Old Delhi is the very antithesis of it southern neighbour, New Delhi, with its wide open spaces and grand airs. It is crowded, frenetic, intimidating and overwhelming. Everywhere you look, people are engaged in commercial activity. Everything is on sale in Old Delhi, much of it concentrated in highly specific bazaars, so that if you know where to go you can be sure to find what you are looking for. The people are different here: raucous, pushy and occasionally a bit dodgy: this is the only place in Delhi where I have found myself consciously keeping an eye on my bag. The kids elsewhere in the city stare at me; here, they ran after me down the street calling me a rascal (at least, I think that's what they were calling me).
The street layout of Old Delhi is a true labyrinth. There's no point trying to navigate; you just have to wander where your feet take you and trust that eventually you will emerge somewhere near a recognisable landmark.
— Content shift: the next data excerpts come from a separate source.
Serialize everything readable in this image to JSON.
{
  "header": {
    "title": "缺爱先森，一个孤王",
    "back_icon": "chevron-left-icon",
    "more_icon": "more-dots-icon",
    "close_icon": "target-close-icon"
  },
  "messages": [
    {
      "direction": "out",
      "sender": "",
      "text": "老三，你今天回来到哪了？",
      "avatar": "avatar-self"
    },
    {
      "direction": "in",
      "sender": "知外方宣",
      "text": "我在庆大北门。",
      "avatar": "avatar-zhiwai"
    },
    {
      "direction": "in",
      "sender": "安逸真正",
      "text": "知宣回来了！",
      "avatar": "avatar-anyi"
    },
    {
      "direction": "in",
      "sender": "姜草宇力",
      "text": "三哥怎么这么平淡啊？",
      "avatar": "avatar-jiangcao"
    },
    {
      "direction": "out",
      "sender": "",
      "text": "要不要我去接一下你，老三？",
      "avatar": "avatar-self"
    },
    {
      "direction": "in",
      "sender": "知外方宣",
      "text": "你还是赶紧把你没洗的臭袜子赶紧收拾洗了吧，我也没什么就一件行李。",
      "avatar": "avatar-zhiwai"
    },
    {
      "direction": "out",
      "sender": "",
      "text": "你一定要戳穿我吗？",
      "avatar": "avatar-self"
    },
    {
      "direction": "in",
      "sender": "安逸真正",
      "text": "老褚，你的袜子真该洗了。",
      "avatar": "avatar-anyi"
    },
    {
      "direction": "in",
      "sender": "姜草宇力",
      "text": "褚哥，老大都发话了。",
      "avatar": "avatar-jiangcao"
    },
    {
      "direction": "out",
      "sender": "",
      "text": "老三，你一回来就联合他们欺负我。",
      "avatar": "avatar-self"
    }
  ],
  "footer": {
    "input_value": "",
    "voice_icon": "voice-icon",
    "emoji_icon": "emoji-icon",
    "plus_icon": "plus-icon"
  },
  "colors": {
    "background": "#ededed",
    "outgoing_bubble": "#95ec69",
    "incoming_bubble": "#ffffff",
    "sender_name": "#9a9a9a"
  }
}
That is if you survive without being run over by a bike, scooter, rickshaw or wagon, all of which career along the narrow alleys like they're on the M1 and only stop when absolutely forced to (usually because they are in each other's way):
The buildings are mostly twentieth century and uninspired, though every now and again Old Delhi taunts you with a hint at the beautiful architecture of its past that lingers in scraps in its present:
There must be a thousand secret routes through the streets of old Delhi. Apart from the alleys and lanes themselves, mysterious flights of stairs hint at first-floor walkways, and countless gateways lead to hidden courtyards. A favourite scam played on foreigners here is to offer to guide them to some sight and then lead them down into the bowels of Shahjahanabad to rob them, knowing that however fast they are they will never manage to negotiate the maze to catch up with a fleeing mugger. Unsurprisingly, this generally works.
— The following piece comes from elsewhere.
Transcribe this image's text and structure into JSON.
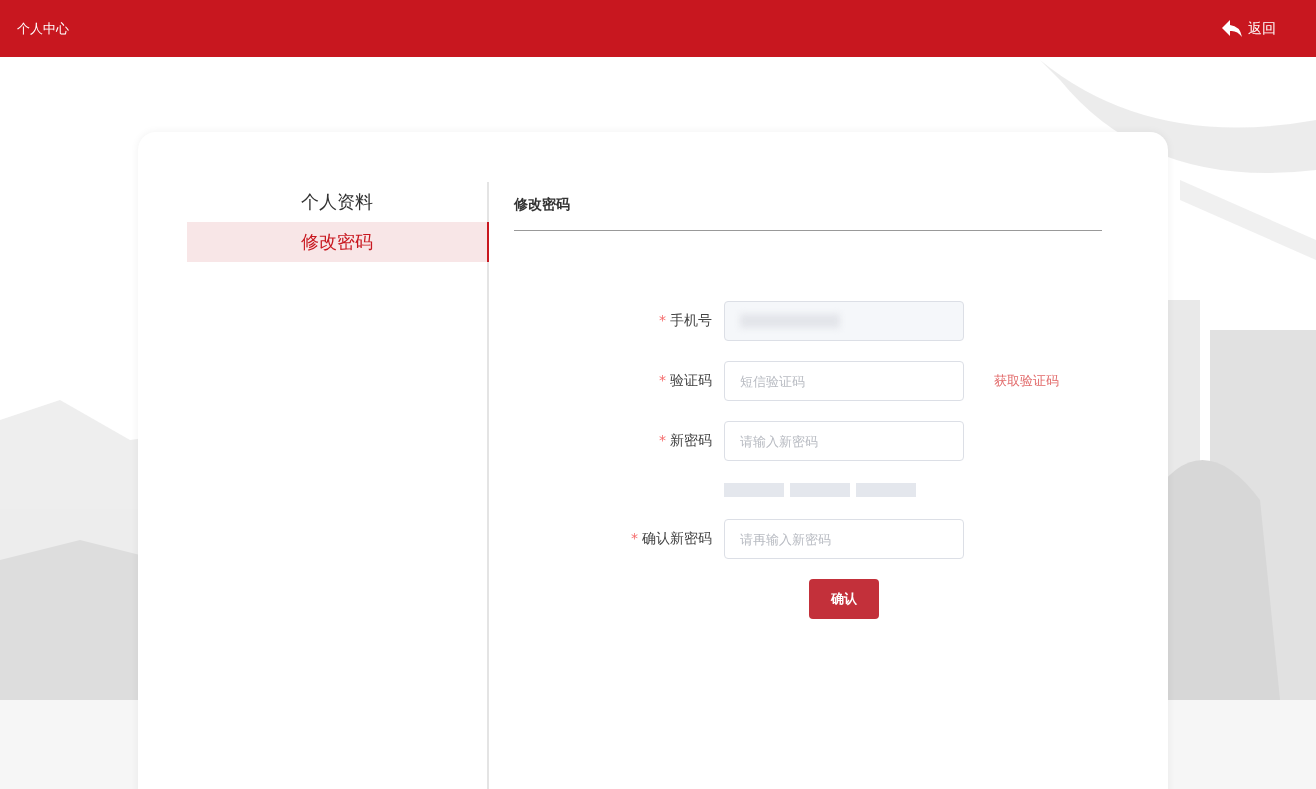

In the middle of all of this sits one of the greatest treasures of Delhi: the Jama Masjid, India's largest mosque (and given that India has the second-largest Muslim population in the world, there are some big mosques here). It is enormous - it takes about twenty minutes to circumnavigate - yet the surrounding streets are so densely packed that finding it proved trickier than I had anticipated. Eventually, though, the alleys gave way to the ochre minarets and white domes of the mosque, sitting serenely amid the maelstrom:
The serenity doesn't last long though, because right outside the main entrance to the mosque is the Meena Bazaar, one of the busiest wholesale markets in the city. The view from the mosque down the wide steps and boulevard leading up to it is like looking at an Indian Where's Wally ("Where's Wali"?):
It was a slow day down the shops.
I have to admit that braving the crowds was a bit of a challenge for me (as anyone who's been on the tube with me at rush hour knows, I'm not all that great with lots of people in close proximity). But once I'd done so there were just too many extraordinary sights, sounds and smells to worry about claustrophobia. I was particularly taken with the stalls selling an extraordinary diversity of nuts, scattered in heaps on cloths spread out on the ground:
And the rather lovely kites on sale, fluttering on lines above the busy shoppers' heads, also caught my eye:
But my absolute favourite was a mystery to me. Slightly removed from the main drag, a rather portly gentleman had set himself up next to a waterlogged parking area. In front of him was a huge bubbling cauldron filled with a reddish-brown sludge, and arranged around him like a defensive wall were around 20 pots of various spices and nuts. Speaking in a gravelly, hoarse voice, he kept up a constant salesman's patter to a crowd of some forty men like some kind of Indian Frank Butcher. Every now and then one of his assistants would get up and add something else to the swampy concoction, on which the eyes of the crowd were fixed like glue:
Sadly, after four classes my Hindi is not quite up to following such rapid-fire hard sell, but I did catch a few mentions of the words for "Indian", "children" and "boy". Given that all the watching crowd were male, I'm hazarding a guess that the pots of goo he doled out when his pitch was over were intended to boost fertility, and in particular to guarantee conception of a son. I could be wrong (if anyone knows any better please enlighten me!) but whatever the purpose of the product was, it was a fascinating spectacle.
Anyway, I left Old Delhi for the second time feeling rather more positively disposed towards it. I would still go back there with a certain amount of apprehension and with a careful eye on my possessions and moving objects in the thoroughfare. But I will go back, because it can't be denied that this Delhi is the most vividly, excitingly alive of all the Delhis I've seen so far. You just have to take a deep breath, dump the map and jump on in.
2 comments:
Was it paan? But then there'd be paan leaves too...
Why don't you try some and let us know the effect? You're the intrepid reporter, after all
Haha, maybe I'll go back when my Hindi is good enough to ask what it is!